Walmart shoppers in the retailer’s home state of Arkansas could soon see their packages dropped off by self-driving trucks instead of human couriers.
This week, the chain announced plans to use fully autonomous box trucks to make deliveries in Arkansas starting in early 2021. It shared that it was prepared to remove safety drivers from vehicles following a year and a half of testing with Palo Alto, Calif.-based startup Gatik.
“With 90% of Americans living within 10 miles of a Walmart, a closer store isn’t always the answer. Perhaps it’s just a pickup location, with an autonomous vehicle making deliveries on a constant loop,” said Tom Ward, SVP of customer product at Walmart U.S. “This achievement marks a new milestone that signifies the first ever driverless operation carried out on the supply chain middle mile for both Gatik and Walmart.”
Last year, Walmart announced that it had begun an autonomous vehicle pilot to move orders on a two-mile route between fulfillment centers and a neighborhood market in Bentonville, Ark., where its headquarters are located. Ward said that the company has driven more than 70,000 operational miles in autonomous mode with a safety driver.
What’s more, Walmart intends to use the self-driving trucks to deliver items from Supercenters to certain designated locations where customers can pick up their orders. This operation is also expected to begin early next year on a 20-mile route between New Orleans and Metairie, La. (The test will initially operate with a safety driver.)

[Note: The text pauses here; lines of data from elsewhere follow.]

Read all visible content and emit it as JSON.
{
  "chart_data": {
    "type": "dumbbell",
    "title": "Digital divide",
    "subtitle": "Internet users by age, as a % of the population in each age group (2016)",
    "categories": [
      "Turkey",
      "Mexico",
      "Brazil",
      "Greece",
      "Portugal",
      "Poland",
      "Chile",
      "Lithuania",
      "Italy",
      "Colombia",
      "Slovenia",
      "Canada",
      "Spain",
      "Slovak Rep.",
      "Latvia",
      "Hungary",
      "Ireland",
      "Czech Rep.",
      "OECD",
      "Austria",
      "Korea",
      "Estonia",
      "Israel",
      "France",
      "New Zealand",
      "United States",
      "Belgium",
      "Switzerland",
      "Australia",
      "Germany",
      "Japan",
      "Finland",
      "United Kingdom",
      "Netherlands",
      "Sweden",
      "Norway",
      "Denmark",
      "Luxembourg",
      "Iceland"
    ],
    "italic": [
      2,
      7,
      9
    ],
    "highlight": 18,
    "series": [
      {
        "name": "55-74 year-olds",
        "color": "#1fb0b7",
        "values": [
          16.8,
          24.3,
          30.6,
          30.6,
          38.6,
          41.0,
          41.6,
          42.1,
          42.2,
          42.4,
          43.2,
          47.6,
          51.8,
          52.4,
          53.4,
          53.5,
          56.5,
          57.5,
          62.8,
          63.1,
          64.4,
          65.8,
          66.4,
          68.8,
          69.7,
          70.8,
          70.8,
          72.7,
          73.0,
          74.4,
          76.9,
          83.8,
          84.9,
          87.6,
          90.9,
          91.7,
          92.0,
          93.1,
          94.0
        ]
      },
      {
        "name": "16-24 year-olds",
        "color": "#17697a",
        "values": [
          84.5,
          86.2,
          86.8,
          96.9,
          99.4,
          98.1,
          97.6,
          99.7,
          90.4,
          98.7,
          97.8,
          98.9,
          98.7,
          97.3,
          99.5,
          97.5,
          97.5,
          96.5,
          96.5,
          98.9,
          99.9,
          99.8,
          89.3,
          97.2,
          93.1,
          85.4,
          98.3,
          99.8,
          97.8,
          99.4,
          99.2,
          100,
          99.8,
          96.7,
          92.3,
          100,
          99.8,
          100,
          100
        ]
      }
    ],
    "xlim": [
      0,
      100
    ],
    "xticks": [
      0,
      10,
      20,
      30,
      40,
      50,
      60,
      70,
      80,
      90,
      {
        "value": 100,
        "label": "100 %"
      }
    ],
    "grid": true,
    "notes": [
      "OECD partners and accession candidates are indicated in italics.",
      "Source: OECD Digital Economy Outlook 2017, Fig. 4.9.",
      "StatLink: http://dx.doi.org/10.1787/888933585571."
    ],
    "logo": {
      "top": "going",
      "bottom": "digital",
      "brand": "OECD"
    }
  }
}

“Our trials with Gatik are just two of many use cases we’re testing with autonomous vehicles,” added Ward, “and we’re excited to continue learning how we might incorporate them in a delivery ecosystem.”
The program’s expansion comes at a time when more consumers are demanding convenience and contactless options amid the COVID-19 health crisis. As many businesses flounder, big-box giants like Walmart have been able to leverage their scale, resources and omnichannel prowess, as well as their classification as essential retailers.
In addition, the company recently invested in a redesign of its stores, with hopes to better integrate its brick-and-mortar, online and mobile experiences for shoppers. Late in September, it announced plans to roll out the new look to 200 Supercenters, plus some Health Centers and Neighborhood Markets. It expects that a total of 1,000 outposts — out of its 4,500 locations in the United States — will be redone by the end of the next fiscal year.